7201 Sayılı Tebligat Kanunu"nun 16. maddesi “ Kendisine tebliğ yapılacak şahıs adresinde bulunmazsa tebliğ kendisi ile aynı konutta oturan kişilere veya hizmetçilerinden birine yapılır." hükmünü; ihraç kararının tebliğ tarihinde yürürlükte bulunan Tebligat Kanunu"nun Uygulanmasına Dair Yönetmeliğin 25. maddesi "Kendisine tebligat yapılacak kişi adresinde bulunmazsa tebliğ, kendisi ile aynı konutta oturan kişilere veya hizmetçilerinden birine yapılır." hükmünü içermektedir.

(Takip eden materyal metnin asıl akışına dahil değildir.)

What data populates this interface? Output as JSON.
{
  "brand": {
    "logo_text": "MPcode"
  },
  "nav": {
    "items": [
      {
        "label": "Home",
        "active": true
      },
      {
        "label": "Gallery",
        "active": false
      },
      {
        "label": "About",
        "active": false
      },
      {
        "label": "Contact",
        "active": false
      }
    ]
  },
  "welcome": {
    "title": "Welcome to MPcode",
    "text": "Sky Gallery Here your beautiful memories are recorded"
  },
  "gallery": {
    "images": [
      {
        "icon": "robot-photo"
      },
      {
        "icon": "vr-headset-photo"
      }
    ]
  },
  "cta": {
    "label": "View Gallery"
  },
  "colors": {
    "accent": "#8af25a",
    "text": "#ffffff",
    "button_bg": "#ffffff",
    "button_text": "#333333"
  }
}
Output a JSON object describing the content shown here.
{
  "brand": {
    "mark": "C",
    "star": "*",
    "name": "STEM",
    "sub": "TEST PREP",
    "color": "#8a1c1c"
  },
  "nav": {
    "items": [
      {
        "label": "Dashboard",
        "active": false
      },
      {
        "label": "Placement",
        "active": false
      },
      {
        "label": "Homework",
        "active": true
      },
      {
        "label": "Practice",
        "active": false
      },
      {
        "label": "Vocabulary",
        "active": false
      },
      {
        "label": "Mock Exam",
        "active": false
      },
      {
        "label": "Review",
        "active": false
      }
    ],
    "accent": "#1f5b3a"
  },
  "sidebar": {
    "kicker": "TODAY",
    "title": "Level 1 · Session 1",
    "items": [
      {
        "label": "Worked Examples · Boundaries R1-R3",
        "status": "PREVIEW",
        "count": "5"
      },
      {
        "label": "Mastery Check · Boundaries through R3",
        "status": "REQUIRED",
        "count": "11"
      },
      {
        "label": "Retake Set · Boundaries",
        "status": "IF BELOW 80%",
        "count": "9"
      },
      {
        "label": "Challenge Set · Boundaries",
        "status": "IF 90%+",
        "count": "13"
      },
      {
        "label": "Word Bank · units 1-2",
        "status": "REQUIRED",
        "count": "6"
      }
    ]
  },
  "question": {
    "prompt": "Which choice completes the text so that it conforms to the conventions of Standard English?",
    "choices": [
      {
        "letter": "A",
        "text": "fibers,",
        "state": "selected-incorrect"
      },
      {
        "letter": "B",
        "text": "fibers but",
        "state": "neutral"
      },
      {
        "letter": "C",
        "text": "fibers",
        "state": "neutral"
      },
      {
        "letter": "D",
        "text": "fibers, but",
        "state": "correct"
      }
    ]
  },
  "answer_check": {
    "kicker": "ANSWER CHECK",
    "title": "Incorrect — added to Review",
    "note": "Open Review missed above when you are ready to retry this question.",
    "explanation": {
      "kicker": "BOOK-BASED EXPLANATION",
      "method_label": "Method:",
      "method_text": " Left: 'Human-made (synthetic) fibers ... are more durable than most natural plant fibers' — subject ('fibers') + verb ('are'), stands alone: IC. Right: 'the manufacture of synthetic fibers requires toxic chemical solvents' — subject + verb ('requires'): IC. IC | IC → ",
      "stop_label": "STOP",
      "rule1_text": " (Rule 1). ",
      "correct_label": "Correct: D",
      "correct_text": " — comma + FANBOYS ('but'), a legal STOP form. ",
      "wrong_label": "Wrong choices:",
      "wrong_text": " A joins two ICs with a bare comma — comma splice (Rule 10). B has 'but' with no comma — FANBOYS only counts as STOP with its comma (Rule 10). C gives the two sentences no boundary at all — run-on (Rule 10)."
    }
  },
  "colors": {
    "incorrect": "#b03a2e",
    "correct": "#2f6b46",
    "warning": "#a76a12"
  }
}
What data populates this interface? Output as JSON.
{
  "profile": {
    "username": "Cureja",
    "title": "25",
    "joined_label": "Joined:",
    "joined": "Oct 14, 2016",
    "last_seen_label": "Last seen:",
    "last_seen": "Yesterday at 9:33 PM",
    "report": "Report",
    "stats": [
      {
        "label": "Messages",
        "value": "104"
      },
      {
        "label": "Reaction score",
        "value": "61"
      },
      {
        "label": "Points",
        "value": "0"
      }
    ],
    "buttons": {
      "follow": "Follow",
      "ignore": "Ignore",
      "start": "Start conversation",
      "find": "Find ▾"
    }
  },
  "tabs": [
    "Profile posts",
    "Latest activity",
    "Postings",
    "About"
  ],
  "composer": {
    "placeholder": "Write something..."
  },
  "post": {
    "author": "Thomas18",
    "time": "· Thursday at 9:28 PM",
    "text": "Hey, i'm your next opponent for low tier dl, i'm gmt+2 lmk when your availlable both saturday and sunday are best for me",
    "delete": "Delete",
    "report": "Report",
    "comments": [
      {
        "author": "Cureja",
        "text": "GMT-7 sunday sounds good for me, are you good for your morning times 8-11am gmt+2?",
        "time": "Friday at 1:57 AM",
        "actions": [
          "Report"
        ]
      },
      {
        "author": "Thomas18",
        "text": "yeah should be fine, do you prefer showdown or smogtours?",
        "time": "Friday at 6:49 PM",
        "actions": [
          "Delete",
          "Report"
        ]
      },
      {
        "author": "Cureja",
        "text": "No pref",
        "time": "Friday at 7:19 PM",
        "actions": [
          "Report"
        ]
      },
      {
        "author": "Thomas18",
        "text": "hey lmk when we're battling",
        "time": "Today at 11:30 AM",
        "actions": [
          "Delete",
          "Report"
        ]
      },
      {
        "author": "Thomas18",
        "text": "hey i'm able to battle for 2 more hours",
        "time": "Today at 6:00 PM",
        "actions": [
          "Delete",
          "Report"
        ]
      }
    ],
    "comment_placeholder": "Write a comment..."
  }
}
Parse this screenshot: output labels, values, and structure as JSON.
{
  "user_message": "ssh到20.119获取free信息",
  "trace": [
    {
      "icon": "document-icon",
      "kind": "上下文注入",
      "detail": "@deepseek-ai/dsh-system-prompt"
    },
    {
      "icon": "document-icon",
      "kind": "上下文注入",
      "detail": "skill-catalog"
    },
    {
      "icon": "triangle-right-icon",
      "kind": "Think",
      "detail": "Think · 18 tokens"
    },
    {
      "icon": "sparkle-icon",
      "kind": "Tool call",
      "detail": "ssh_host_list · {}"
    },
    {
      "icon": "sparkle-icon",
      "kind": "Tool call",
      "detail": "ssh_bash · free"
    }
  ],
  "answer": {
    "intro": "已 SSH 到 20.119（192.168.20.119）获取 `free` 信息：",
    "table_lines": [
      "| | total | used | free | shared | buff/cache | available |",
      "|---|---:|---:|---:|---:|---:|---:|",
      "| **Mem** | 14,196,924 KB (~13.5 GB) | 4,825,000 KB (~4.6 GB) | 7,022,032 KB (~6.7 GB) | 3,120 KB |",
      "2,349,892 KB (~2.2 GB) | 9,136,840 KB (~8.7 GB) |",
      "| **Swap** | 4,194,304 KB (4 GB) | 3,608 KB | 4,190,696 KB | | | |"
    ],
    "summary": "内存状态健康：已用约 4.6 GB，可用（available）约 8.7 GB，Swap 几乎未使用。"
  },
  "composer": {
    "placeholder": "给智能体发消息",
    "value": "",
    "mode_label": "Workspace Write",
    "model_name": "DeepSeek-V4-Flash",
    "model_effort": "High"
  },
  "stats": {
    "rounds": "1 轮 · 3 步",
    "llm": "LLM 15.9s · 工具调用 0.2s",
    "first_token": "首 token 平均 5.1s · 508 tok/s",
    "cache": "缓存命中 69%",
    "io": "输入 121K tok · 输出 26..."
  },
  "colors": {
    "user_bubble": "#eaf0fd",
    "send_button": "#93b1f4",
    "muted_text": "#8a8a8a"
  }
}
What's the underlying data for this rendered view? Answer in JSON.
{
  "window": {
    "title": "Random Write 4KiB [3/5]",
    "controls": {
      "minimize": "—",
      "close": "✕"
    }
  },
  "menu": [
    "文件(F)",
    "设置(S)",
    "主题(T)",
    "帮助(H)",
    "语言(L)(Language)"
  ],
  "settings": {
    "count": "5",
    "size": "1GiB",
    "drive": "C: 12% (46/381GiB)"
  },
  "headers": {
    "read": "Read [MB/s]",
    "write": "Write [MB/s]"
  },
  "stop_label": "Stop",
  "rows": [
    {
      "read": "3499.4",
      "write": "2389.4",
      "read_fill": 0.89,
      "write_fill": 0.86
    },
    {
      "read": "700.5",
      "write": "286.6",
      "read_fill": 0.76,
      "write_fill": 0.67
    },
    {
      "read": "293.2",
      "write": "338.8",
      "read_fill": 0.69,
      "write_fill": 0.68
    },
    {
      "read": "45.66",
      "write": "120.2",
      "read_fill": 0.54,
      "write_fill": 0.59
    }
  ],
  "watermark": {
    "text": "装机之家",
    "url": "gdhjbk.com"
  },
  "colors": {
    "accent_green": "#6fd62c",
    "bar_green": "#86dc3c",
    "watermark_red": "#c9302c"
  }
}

Bu madde hükümlerinde muhatabın bulunmama nedeninin araştırılması ve tebliğ belgesinde gösterilmesi gerektiğine yönelik bir düzenleme getirilmemiş ise de, önce muhatabın aranması, muhatabın tevziat saatinde o yerde bulunmadığının ancak aynı gün tevziat saatinden sonra döneceğinin tespiti halinde kendisi ile aynı konutta oturan kişilere veya hizmetçilerinden birine tebligatın yapılması gerekmektedir.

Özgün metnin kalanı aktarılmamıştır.